Sinirbilimciler, kemirgenler üzerinde yürüttükleri araştırmalarda ödül alan farelerin beyinlerinin dopamin salgıladığını keşfettiler. Son araştırmalarda dopamin ile motivasyon içinde yakın bir ilişki olduğu ortaya çıktı. Motivasyonun nörolojisi daha bir hayli gizem barındırıyor. Geçen yıl İsviçre Federal Teknoloji Enstitüsü’nden Carmen Sandi, ve meslektaşları glutamin ve glutamat oranlarının da motivasyonun müddetini etkilediğini keşfetti. Sandi bu iki bileşik içinde bir istikrar olduğu vakit deneklerin motivasyonlarının daha uzun sürdüğünü tespit etti.

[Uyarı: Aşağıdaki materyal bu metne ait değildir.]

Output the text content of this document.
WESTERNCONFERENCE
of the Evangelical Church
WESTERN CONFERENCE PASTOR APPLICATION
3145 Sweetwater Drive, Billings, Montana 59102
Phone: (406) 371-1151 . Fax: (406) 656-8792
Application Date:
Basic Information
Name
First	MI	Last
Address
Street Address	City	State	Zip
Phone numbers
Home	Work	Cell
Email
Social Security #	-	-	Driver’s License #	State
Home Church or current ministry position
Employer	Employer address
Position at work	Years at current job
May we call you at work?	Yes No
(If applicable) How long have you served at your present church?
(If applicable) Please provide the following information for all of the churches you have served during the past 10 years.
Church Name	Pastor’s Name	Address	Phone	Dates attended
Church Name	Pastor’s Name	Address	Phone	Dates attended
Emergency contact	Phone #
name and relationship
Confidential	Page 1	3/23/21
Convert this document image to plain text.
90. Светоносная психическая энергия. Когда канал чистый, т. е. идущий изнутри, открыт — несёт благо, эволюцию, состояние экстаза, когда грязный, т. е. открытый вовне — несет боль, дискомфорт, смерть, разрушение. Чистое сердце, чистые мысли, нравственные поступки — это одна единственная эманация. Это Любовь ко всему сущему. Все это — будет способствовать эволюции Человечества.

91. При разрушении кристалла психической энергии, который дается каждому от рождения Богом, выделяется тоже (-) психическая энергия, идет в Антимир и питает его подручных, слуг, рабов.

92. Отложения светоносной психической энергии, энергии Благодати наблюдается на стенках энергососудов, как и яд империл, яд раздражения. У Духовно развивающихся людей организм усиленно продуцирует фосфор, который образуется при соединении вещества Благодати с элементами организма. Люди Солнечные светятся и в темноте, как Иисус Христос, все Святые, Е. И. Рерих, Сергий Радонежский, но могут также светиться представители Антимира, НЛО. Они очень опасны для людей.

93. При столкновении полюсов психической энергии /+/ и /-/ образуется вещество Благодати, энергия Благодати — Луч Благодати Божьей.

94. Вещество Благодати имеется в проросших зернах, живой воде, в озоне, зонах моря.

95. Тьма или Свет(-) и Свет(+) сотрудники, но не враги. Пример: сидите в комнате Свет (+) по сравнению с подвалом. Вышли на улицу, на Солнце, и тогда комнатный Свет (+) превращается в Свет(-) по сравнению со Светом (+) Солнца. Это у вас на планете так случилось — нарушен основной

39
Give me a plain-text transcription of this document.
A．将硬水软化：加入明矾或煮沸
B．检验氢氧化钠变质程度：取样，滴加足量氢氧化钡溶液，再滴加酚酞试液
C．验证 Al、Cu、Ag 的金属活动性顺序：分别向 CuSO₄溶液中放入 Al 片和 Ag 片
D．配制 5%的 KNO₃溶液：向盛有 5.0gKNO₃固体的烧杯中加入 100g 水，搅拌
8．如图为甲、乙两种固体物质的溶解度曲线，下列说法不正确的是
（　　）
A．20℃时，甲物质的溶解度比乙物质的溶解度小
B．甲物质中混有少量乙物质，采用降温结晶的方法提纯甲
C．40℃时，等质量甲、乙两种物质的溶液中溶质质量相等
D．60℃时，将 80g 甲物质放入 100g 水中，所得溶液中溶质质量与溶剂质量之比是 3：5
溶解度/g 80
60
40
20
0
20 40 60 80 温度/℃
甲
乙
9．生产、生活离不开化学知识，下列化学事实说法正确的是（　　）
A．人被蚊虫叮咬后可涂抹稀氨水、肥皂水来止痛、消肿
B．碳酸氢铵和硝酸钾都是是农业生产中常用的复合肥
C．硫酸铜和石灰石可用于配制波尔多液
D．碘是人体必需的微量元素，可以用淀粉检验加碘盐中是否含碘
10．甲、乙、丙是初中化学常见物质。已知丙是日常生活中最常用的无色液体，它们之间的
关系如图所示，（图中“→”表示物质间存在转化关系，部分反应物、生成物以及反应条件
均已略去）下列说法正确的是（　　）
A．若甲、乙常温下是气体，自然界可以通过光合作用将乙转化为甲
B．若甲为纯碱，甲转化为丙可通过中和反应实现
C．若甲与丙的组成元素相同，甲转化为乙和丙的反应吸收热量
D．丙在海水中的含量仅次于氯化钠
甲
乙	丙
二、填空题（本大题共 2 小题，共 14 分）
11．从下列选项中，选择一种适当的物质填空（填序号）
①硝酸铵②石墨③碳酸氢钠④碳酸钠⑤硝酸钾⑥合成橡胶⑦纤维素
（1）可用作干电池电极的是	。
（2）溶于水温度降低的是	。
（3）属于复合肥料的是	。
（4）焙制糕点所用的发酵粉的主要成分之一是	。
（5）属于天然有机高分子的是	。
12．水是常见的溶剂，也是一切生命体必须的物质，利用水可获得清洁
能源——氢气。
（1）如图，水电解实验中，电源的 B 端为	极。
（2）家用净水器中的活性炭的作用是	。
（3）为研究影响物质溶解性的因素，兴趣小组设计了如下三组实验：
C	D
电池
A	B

BESLENME TERTİBİ DE KIYMETLİ

Yedikleriniz de motivasyonunuzu etkiliyor olabilir. Beslenme terapisti Jackie Lynch, et, balık, yumurta ve soya üzere tam proteinlerin gerekli aminoasitleri içerdiğini ve bunların bir arada çalışarak noradrenalin üzere bizi motive eden nörotransmiterleri yarattığını öne sürüyor. Lynch, ayrıyeten motivasyonu düşük insanların B vitaminlerinin de yetersiz olabileceğine işaret ediyor. Ve bu bireylere diyetlerinde proteine daha fazla yer vermelerini tavsiye ediyor.

İDMANI İHMAL ETMEYİN!

Biroldukça çalışmada antrenmanın de bilişsel fonksiyonları sağlamlaştırdığı ve beyin dopamin sentezini geliştirdiği görüldü. Lakin idman için de ne yazık ki motivasyon gerekiyor. O denli ki bir hayli insan fizikî olarak aktif olmak ister ancak hiç biri idmana vakit ayırmaz. Ottawa Üniversitesi’nden sinirbilimci Matthieu Boisgontier, antrenman paradoksunu daha yakından inceledi ve farklı bir sonuca ulaştı; hareketsiz bir hayat usulünden uzak durmak için beyin daha fazla gayret sarf ediyordu. Bu da tembelliğin dayanılmaz bir cazibesi olduğu manasına geliyor. Öbür bir deyişle insanların sarf ettikleri eforları minimumda tutmaya yönelik bir dürtüleri var.

Boisgontier’e bakılırsa beşerler bu türlü evrilmişti, çünkü güç tasarrufu hayatta kalma talihini artıran bir davranış biçimi. Lakin hayat şartlarının insanı çalışmaya zorlaması kararında tembelliğin o doyumsuz cazibesini baskılamak gerekti ve beşerler daima olarak hareket halinde olmak zorunda kaldı. Hareketli olmak alışkanlık boyutuna ulaşınca epeyce fazla zorlamaya gerek kalmadı.

KENDİNİZİ NASIL MOTİVE EDERSİNİZ?

– Şayet bir insan antrenman yaptıktan daha sonra içsel olarak motive olmuyorsa, dışsal bir ödül bulmak zorunda. Örneğin makul bir arayı koştuğunuz vakit o epeyce beğendiğiniz ayakkabıyı almaya hak kazanmış üzere hissedebilirsiniz.

– Geleceğe fazlaca yaklaştığınızı bilmek de motive edicidir. Güney Kaliforniya Üniversitesi’nden psikolog Daphna Oyserman lise öğrencileri üzerinde yaptığı bir çalışmada, öğrencilere gelecekteki hangi konumlarda olacaklarını hayal etmelerini istedi. Bu senaryoların tesiri ile öğrencilerin daha fazla çalıştığını ve daha uygun notlar aldıklarını fark etti.

Herkese Bilim Teknoloji Dergisi’nin katkılarıyla hazırlandı.